Марфа затихла, но ненадолго.
— Я плавать умею. Это ты меня научила?
— И я, и батюшка твой. Как ты еще дитем была, он тебя отнесет к Москве-реке и давай окунать в воду. Так ты и поплыла, а потом уже я тебя учила.
Феодосию вдруг пронзила почти нестерпимая тоска по мужу, хоть бросай все и езжай в этот Орешек. Да ведь нельзя, война еще начнется.

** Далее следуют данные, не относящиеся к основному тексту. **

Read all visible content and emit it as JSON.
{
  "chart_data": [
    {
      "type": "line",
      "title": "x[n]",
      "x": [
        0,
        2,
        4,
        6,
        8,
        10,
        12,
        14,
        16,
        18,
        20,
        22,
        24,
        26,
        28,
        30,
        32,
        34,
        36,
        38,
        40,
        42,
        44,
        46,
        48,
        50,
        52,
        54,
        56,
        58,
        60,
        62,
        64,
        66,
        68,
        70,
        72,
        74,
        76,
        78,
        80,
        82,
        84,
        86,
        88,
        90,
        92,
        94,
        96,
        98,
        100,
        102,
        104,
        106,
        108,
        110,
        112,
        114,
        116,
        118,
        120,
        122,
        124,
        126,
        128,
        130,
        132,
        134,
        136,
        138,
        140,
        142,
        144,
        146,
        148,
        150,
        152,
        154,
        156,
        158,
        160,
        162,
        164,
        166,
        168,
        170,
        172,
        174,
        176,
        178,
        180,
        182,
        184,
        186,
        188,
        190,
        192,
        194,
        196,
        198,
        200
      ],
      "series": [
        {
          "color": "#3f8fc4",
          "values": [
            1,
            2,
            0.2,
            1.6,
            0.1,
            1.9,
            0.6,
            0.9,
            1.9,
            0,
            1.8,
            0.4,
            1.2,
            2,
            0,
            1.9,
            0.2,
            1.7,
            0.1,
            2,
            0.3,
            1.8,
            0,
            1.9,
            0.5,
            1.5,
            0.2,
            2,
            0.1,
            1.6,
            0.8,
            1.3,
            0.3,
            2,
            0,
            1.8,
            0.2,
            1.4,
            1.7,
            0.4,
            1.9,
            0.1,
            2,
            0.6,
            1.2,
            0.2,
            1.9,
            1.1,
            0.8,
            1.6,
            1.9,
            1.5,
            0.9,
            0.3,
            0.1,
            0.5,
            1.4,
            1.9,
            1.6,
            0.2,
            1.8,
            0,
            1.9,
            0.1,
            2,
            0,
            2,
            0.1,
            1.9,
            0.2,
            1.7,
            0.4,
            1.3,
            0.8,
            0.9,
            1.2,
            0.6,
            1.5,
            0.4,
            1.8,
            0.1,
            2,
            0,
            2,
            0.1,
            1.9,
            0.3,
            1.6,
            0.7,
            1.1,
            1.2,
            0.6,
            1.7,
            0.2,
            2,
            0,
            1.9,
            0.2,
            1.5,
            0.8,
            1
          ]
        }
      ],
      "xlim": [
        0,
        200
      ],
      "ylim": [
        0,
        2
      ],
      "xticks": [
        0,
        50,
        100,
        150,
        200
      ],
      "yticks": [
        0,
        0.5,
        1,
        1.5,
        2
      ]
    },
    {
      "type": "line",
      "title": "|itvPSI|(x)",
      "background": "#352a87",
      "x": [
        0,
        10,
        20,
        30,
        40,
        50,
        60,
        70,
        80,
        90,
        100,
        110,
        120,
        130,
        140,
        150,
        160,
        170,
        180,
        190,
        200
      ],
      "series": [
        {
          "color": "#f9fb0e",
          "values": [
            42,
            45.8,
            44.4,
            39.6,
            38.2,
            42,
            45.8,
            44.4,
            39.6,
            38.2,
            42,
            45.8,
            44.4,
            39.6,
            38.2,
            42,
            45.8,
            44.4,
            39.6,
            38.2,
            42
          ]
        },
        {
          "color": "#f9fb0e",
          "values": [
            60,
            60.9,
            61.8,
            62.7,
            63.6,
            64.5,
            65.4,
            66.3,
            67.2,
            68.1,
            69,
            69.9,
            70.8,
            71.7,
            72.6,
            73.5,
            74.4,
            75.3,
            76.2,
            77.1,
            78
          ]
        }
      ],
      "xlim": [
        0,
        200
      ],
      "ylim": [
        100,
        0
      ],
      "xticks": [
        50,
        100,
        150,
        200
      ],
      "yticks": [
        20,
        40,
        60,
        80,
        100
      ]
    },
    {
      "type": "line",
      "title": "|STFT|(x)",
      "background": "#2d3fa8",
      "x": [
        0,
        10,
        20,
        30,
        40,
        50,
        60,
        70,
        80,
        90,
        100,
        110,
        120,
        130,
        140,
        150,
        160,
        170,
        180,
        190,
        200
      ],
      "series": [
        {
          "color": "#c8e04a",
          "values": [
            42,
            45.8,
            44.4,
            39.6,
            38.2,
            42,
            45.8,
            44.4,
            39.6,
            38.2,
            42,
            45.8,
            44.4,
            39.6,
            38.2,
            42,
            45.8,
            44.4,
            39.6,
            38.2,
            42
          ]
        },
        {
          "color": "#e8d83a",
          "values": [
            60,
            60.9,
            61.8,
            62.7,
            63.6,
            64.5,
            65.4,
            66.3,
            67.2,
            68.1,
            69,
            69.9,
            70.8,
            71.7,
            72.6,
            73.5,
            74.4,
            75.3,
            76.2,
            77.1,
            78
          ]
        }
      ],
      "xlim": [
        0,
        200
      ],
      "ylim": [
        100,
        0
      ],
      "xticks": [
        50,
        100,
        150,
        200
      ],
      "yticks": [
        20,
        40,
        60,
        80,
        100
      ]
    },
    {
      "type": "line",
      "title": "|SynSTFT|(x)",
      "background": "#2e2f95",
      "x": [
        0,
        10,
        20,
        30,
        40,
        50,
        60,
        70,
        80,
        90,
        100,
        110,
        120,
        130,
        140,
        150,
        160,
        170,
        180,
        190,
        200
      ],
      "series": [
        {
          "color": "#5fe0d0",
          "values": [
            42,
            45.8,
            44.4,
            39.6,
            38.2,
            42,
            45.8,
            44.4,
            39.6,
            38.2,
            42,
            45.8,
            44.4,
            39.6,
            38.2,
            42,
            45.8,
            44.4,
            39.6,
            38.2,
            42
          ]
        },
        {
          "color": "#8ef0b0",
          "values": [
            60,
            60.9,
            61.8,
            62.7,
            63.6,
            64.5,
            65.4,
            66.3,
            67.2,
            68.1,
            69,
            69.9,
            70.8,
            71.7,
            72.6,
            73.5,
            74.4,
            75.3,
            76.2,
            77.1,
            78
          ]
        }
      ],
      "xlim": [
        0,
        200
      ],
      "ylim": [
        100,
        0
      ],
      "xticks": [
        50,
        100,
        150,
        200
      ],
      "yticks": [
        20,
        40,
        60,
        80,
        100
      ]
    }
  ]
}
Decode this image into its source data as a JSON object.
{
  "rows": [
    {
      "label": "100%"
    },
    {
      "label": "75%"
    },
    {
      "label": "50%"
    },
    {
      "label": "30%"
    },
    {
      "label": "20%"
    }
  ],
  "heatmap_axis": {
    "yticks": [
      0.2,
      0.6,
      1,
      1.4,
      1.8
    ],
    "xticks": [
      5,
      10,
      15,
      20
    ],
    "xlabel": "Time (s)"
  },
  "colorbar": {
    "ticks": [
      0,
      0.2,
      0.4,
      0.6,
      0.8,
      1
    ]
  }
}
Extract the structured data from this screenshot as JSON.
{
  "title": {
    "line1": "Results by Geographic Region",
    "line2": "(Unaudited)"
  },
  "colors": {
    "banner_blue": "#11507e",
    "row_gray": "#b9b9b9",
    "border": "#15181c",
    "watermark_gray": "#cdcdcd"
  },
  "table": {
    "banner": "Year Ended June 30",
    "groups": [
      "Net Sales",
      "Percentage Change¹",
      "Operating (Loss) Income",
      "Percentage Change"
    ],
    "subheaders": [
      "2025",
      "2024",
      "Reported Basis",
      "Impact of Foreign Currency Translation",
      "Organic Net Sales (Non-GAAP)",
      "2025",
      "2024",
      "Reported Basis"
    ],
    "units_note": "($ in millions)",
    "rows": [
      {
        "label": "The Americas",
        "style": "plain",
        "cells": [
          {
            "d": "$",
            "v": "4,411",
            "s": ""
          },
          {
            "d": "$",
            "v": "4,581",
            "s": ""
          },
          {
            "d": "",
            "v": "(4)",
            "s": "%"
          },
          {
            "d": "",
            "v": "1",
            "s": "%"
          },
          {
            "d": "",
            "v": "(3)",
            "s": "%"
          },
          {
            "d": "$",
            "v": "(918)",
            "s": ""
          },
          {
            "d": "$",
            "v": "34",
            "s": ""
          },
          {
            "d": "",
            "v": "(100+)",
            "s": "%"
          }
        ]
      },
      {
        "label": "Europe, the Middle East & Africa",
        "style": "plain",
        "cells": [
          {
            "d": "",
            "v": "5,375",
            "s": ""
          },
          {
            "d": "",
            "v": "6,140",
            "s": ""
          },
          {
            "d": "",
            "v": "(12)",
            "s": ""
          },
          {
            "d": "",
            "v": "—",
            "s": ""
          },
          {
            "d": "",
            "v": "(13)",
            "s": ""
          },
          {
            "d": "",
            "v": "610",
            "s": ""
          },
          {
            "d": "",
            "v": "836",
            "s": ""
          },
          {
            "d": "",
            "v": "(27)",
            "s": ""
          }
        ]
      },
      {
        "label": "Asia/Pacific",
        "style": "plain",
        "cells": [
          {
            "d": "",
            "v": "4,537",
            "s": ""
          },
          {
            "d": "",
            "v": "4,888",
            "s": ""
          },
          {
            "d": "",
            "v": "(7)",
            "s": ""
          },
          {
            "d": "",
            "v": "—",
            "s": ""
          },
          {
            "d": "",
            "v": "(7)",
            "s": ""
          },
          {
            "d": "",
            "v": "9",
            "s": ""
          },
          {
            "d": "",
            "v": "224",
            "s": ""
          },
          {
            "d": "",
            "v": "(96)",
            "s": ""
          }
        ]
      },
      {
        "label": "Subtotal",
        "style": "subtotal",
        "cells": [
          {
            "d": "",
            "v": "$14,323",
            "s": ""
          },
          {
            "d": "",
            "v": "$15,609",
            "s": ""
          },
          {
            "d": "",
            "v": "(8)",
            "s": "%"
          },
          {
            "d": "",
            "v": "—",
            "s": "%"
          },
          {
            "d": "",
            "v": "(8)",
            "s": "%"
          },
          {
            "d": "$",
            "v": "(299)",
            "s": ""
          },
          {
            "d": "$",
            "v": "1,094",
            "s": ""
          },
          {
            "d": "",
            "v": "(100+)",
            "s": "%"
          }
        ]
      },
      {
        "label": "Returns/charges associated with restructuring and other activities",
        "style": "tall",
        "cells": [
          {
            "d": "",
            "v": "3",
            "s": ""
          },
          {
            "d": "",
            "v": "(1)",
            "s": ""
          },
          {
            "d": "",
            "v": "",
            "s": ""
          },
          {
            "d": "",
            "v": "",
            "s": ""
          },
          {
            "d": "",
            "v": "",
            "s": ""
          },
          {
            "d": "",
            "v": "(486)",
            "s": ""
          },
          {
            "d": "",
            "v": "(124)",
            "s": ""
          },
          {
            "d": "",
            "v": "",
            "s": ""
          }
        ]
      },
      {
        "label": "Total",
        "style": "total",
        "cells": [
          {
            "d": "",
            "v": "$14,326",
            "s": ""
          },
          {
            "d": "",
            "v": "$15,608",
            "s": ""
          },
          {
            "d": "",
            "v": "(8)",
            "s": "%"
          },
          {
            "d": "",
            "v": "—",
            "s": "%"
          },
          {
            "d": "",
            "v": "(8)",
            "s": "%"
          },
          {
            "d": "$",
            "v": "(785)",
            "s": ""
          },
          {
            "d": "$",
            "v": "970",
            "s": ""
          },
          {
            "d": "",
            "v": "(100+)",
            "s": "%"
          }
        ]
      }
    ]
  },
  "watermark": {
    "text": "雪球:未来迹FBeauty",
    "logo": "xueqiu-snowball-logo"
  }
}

— А батюшка скоро приедет?
— А вот как закончит свои дела, так и приедет. Скорей бы уже.
Никита Судаков ждал дочь в крестовой горнице. Она отослала Марфу в светелку и протянула ему переданное Иоганном Клюге письмо из Колывани. Судаков, едва пробежав его глазами, свернул листок и внимательно посмотрел на дочь.
— Будет война. Вот, сама почитай.
Мартин Клюге, давний отцовский знакомец, писал, что Ливонский орден на переговорах в Позволе заключил вассальный договор с польским королем Сигизмундом.
— Думаешь, государь этого не потерпит? — взглянула Феодосия на отца. Тот покачал головой.
— Ливонцы к войне не готовы. Магистр ихний, Фюрстенберг, только и полагается, что на силы Сигизмунда, а тот не станет слать войска супротив царя Ивана. Ты еще подумай, Федосья, Колывань и Рига — города ганзейские, а Ганзу сейчас англичане выживают из торговли на наших морях. Ганза чьими сукнами промышляет?